Gladbeck. Ein Pilotprojekt soll mit einem neuen Kita-Träger in Gladbeck umgesetzt werden. Ziel ist die Errichtung einer bilingualen Kita türkisch/deutsch.
In der Gladbecker Kindergartenlandschaft sollen neue Wege beschritten werden. Die erste bilinguale Kita im Stadtgebiet wird jetzt geplant. Der Jugendhilfeausschuss machte dafür am Dienstagabend den Weg frei. Die Kinder der neuen Sprachkita werden in der deutschen und türkischen Sprache erzogen. Das Konzept wurde vorgestellt.
Sozialdezernent und Erster Beigeordneter Rainer Weichelt begrüßte es vor der Debatte ausdrücklich, dass es gelungen sei, das Ruhr Familienbildungszentrum e.V. (Rufa) aus Dortmund zu gewinnen.
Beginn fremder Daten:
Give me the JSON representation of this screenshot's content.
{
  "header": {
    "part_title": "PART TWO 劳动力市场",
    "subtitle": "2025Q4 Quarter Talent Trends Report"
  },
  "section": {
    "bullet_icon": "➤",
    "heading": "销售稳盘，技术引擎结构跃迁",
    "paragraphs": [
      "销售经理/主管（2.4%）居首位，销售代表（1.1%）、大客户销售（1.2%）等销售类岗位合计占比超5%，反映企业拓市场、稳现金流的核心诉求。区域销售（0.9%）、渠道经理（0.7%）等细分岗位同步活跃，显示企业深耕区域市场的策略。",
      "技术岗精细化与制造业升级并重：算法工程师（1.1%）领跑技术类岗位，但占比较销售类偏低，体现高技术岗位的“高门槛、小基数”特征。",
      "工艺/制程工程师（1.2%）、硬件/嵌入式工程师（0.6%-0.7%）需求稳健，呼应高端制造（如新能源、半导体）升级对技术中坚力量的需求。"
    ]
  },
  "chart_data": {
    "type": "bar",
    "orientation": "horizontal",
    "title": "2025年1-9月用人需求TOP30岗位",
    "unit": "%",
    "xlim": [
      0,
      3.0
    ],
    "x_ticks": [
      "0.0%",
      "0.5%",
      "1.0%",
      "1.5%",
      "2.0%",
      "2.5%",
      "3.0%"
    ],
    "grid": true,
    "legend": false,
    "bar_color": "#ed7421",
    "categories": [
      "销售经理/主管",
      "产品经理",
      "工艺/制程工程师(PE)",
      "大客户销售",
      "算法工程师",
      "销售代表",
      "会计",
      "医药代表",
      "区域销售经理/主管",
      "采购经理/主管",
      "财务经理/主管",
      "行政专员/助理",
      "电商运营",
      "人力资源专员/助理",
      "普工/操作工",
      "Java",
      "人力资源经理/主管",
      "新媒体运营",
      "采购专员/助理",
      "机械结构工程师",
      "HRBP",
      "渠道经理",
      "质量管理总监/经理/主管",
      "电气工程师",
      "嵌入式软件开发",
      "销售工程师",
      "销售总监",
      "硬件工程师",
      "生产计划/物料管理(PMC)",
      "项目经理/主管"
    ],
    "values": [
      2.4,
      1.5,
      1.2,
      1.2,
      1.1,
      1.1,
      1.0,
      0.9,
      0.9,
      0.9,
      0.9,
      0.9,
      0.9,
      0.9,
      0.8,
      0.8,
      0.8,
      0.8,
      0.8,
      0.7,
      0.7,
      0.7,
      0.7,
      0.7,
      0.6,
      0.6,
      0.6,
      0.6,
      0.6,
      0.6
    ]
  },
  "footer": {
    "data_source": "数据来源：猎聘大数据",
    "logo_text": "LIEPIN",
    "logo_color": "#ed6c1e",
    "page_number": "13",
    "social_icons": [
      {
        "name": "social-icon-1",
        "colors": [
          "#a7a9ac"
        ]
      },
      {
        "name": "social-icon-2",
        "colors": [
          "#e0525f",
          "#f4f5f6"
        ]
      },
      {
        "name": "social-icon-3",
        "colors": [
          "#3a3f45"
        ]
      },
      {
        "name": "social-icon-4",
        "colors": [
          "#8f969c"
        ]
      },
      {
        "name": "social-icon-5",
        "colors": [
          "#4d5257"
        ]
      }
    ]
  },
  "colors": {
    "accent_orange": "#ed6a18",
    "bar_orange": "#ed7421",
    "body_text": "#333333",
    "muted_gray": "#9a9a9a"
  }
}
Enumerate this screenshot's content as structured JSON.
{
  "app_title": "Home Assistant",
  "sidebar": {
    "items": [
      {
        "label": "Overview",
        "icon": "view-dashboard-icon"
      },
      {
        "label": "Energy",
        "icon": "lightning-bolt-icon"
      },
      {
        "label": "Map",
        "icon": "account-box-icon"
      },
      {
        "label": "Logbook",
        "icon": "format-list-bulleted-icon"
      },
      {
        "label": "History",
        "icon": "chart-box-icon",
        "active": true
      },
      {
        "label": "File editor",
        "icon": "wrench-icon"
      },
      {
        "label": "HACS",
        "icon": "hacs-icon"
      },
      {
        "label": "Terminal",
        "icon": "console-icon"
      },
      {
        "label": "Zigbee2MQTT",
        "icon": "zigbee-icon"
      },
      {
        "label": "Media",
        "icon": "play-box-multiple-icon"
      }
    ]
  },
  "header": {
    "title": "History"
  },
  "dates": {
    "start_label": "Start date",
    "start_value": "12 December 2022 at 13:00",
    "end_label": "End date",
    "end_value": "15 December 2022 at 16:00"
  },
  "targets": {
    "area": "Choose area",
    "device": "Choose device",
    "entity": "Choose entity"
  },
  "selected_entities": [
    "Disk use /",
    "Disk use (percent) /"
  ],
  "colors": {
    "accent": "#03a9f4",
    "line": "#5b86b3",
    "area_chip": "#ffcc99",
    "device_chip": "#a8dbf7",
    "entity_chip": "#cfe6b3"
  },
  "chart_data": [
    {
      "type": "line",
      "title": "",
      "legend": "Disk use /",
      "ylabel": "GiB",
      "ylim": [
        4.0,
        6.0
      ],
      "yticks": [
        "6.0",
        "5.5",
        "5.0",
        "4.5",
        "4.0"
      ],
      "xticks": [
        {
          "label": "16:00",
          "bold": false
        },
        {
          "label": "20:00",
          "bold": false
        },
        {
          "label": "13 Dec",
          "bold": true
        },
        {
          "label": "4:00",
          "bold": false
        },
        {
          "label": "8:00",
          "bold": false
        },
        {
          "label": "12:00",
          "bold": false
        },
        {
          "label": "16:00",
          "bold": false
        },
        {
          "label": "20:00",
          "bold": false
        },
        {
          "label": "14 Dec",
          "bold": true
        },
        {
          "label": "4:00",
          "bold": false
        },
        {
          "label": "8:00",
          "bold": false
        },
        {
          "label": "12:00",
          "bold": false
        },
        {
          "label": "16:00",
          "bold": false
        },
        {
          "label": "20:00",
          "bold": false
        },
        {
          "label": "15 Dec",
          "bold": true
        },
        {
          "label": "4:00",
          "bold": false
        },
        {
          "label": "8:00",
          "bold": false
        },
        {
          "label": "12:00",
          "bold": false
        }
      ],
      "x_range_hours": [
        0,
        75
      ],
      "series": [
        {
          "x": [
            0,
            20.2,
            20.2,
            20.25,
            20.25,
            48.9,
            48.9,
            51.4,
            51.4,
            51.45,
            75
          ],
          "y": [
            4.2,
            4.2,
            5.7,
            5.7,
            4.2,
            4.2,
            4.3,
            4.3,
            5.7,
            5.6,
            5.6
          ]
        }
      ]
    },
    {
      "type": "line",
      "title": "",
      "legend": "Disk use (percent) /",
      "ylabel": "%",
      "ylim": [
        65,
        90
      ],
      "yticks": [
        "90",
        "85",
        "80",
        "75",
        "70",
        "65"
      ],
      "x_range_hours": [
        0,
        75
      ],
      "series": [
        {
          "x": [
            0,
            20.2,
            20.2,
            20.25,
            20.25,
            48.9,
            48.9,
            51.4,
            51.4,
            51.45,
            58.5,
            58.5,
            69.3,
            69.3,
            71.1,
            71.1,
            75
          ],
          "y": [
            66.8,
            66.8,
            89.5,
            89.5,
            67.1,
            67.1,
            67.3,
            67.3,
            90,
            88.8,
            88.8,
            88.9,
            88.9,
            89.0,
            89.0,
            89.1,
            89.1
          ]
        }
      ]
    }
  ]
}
Im Stadtteil Eving betreibt der freie Träger bereits seine erste bilinguale Kita. Die Verwaltung habe bereits seit Jahren versucht, so ein Angebot zu finden, und er sei froh, so Weichelt, „dass wir es hinbekommen, unsere Kitalandschaft nicht nur quantitativ, sondern auch qualitativ auszubauen“.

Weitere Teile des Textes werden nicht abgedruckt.